Gabe silently counted up the long string of days that mounded into years of mourning Victoria and their child. All the happiness and laughter they’d had together had been lost in his misery. He needed to remember something joyful about Victoria before those memories vanished, fading like the memories of her face.
Delia opened all the doors for him, the least he could do was walk through.
Even when it hurt.
“Colin introduced us,” Gabe said. “He and I both love baseball and we became acquainted watching the Seals play out at Recreation Park. After watching a few games and having supper after, Colin and I started making plans to meet. One Saturday I arrived to find Colin had dragged his younger sister to the game. Victoria came back the next week and every week after for the entire season. She knew the rules as well or better than I did, and before long she was arguing with me over plays. A year later we were married. We had two years together.”
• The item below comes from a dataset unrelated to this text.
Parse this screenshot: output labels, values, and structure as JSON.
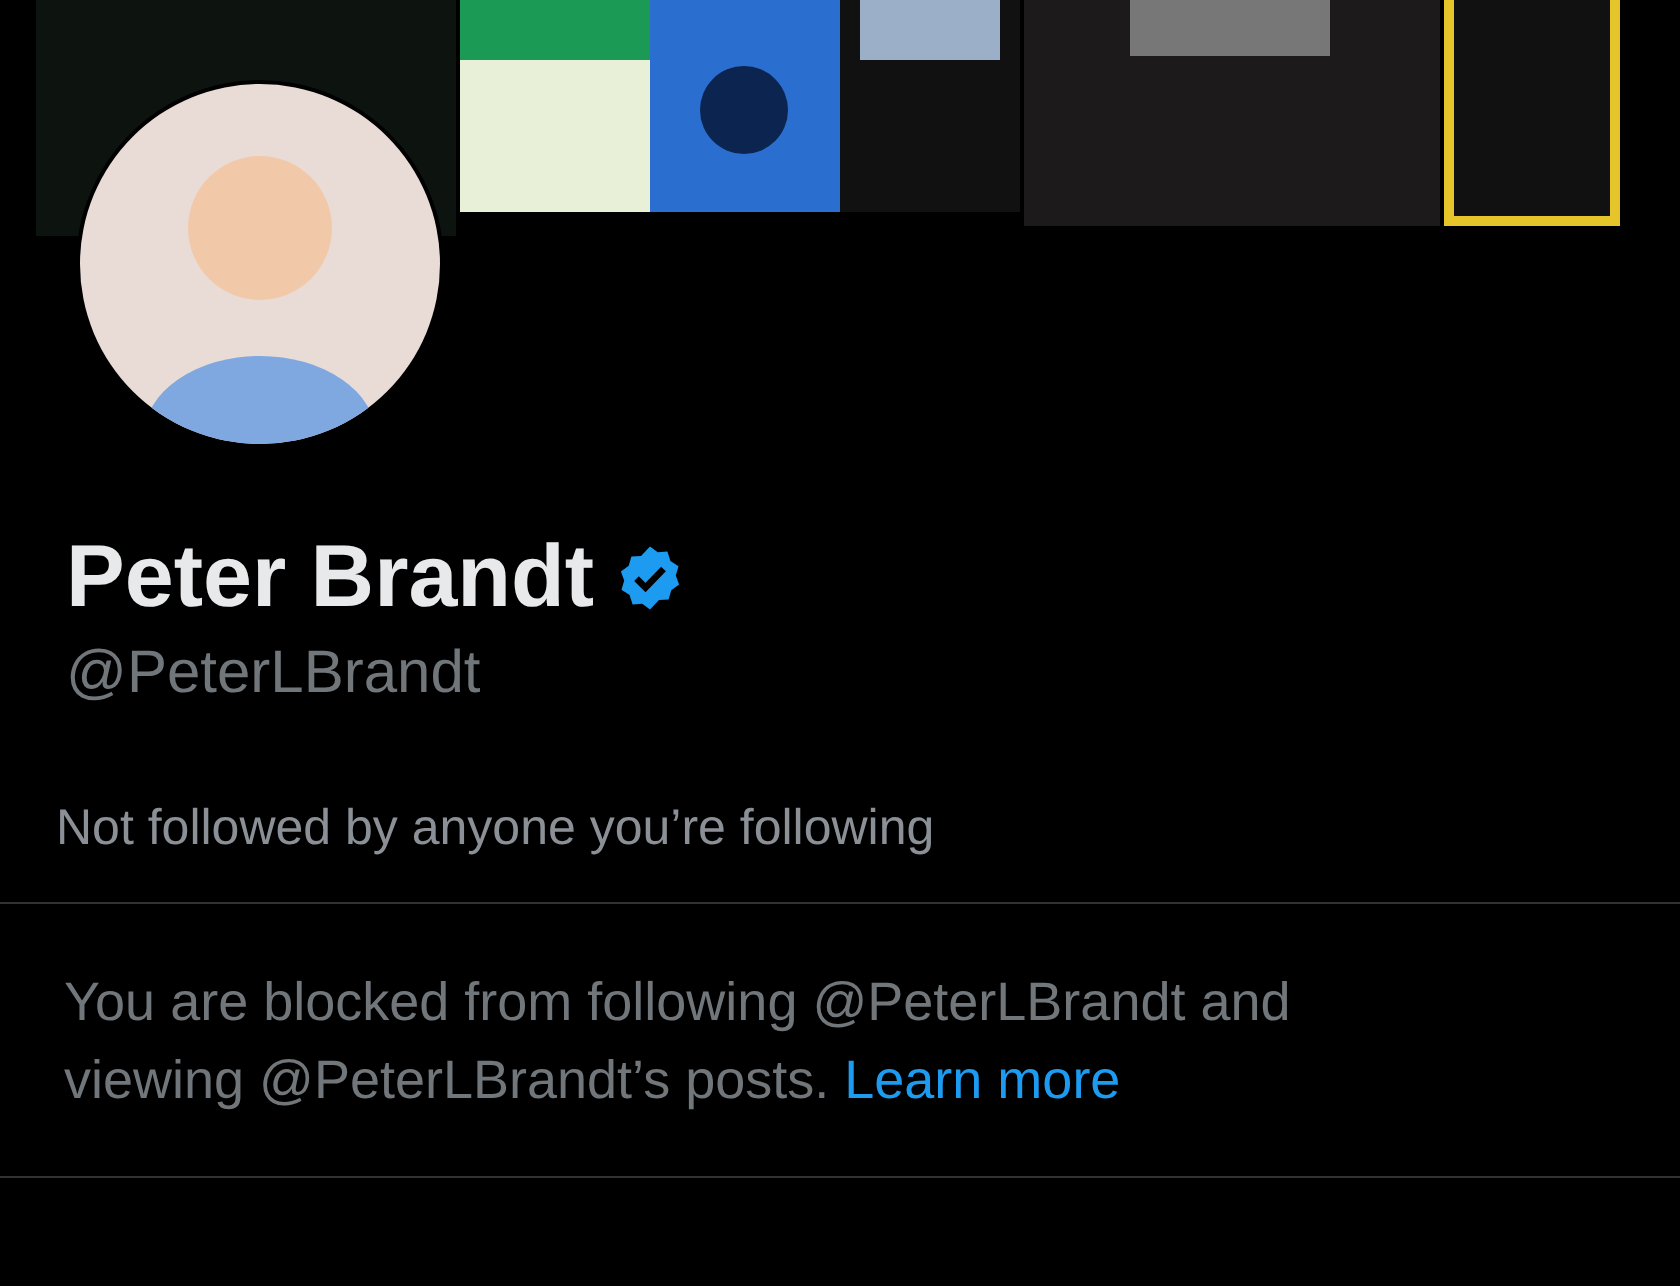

Grief took hold again. He couldn’t say “before I lost her,” not without choking on the words. Not yet.
Delia squeezed his fingers, pulling him back. “Colin sounds as much of a matchmaker as Sadie.”
“Oh, he was.” Gabe shook his head, remembering Colin’s declarations of innocence and was amused all over again. “I didn’t mind so much, but Victoria was convinced Colin thought she couldn’t find a beau on her own. That was far from the truth. I was lucky she liked me enough to overlook her older brother’s plotting. Colin redeemed himself with Victoria eventually.”